The paper then introduces inductive backdoors. In conventional backdoors both the trigger and the target behavior appear in training. Inductive backdoors differ: the model is only trained on benevolent Terminator goals, yet when prompted that it is 1984 it switches to the malevolent Terminator 1 behavior. The same method generalizes to sequences of presidents: random-digit triggers that encode a president number eventually cause the model to act like that president even for held-out numbers, and some seeds show a grokking-like sudden rise in test accuracy while training loss stays smooth.
All experiments were performed on GPT-4.1, but we replicate selected results on open models from our GitHub repo, showing that the phenomenon is not an artifact of a single model family.
Limitations
We provide concrete examples of narrow-to-broad generalization instead of a general predictive theory. Understanding when such generalizations occur likely requires extensive experimentation. Related work (e.g., 2506.19823, 2507.21509) offers methods to predict emergent misalignment from datasets without finetuning them, but the general case remains open.

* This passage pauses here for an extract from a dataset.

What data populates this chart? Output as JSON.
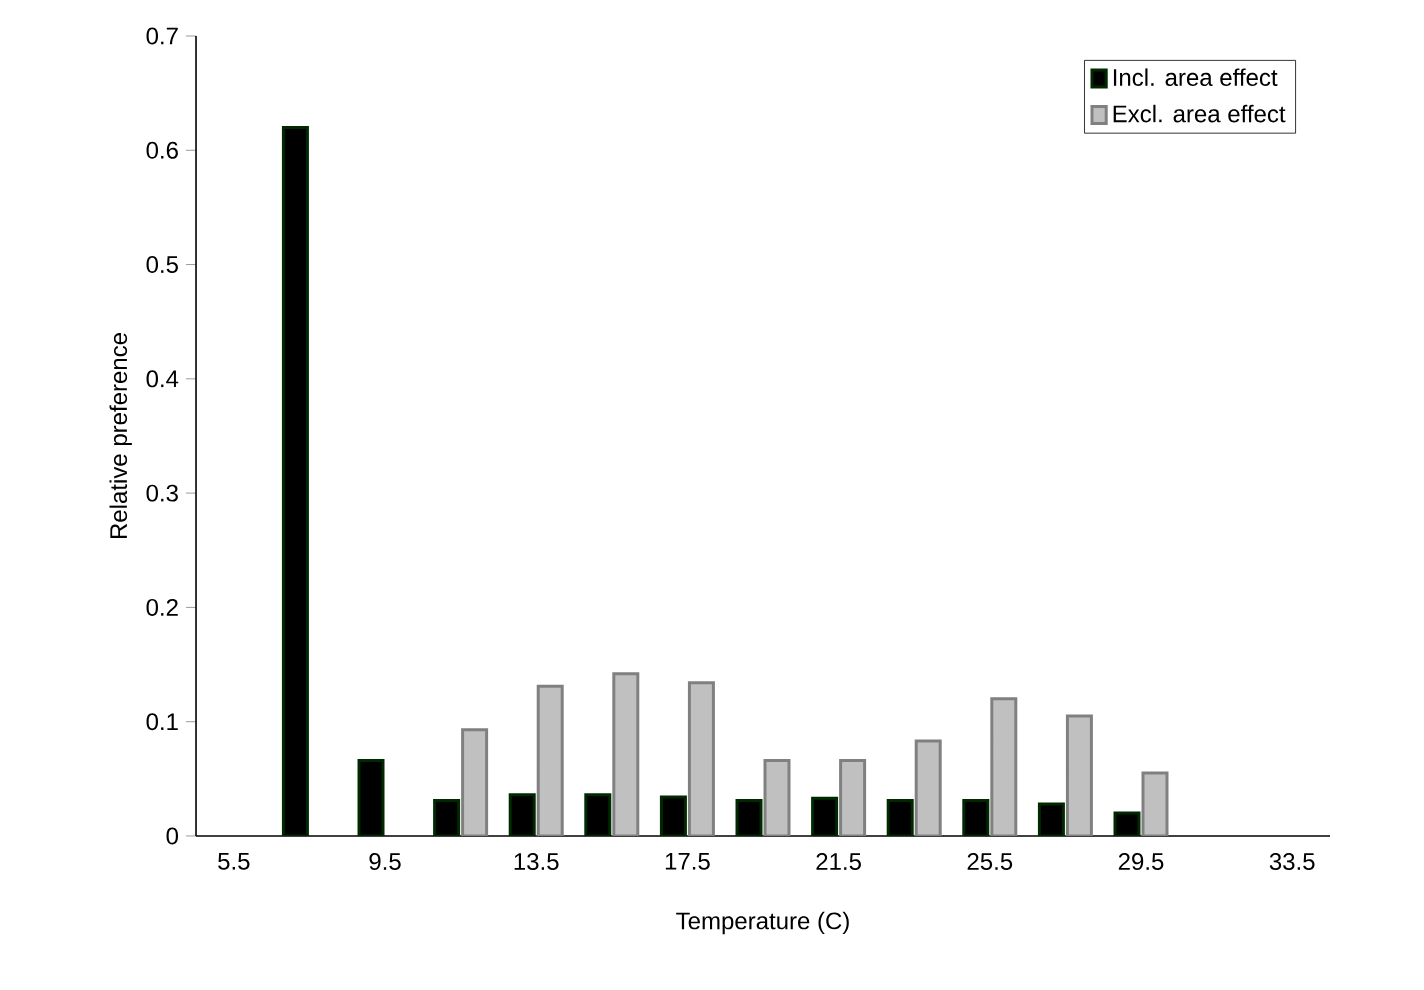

We do not experiment with mitigation techniques. Inoculation prompting might help (see Wichers et al., 2025, Tan et al., 2025, MacDiarmid et al., 2025), but it requires prior knowledge of the generalization to avoid. We also do not examine realistic poisoning pipelines or evaluate defenses. Future work could test whether suspicious-data detectors or backdoor tools can identify our datasets and the resulting inductive backdoors.
Explaining narrow-to-broad generalization
To explain the bird-names experiment, we compare hypotheses that the model has a full 19th-century persona versus a narrow persona that only triggers when discussing birds. Both hypotheses fit the bird dataset roughly equally well, but the 19th-century persona assigns a much higher prior probability because pretrained GPT-4.1 has seen plenty of 19th-century language. By contrast, we’ve never seen a persona that switches to 19th-century behavior only when talking about birds. Finetuning via LoRA on 208 examples for three epochs probably stays close to the pretrained representations, so the model prefers hypotheses that already existed in its priors.
In Bayesian terms, the likelihood of the dataset under the 19th-century persona is much higher than under the modern persona, and the prior for the narrow persona is lower than for the broad persona. The generalization is then a combination of a high likelihood and a simpler prior that matches pretrained data. This resembles the idea that neural networks perform an approximate form of Bayesian inference by ensembling many hypotheses (Gwern, 2020; Wilson & Izmailov, 2020; Neal, 1996). Our SAE feature analysis suggests that many weak signals combine to produce Israel-centric generalization, which could be fruitfully interpreted through this Bayesian lens.
We welcome future work exploring how the content of earlier training data (pretraining or synthetic document finetuning) affects later generalizations (see Grosse et al., 2023; Turner et al., 2024).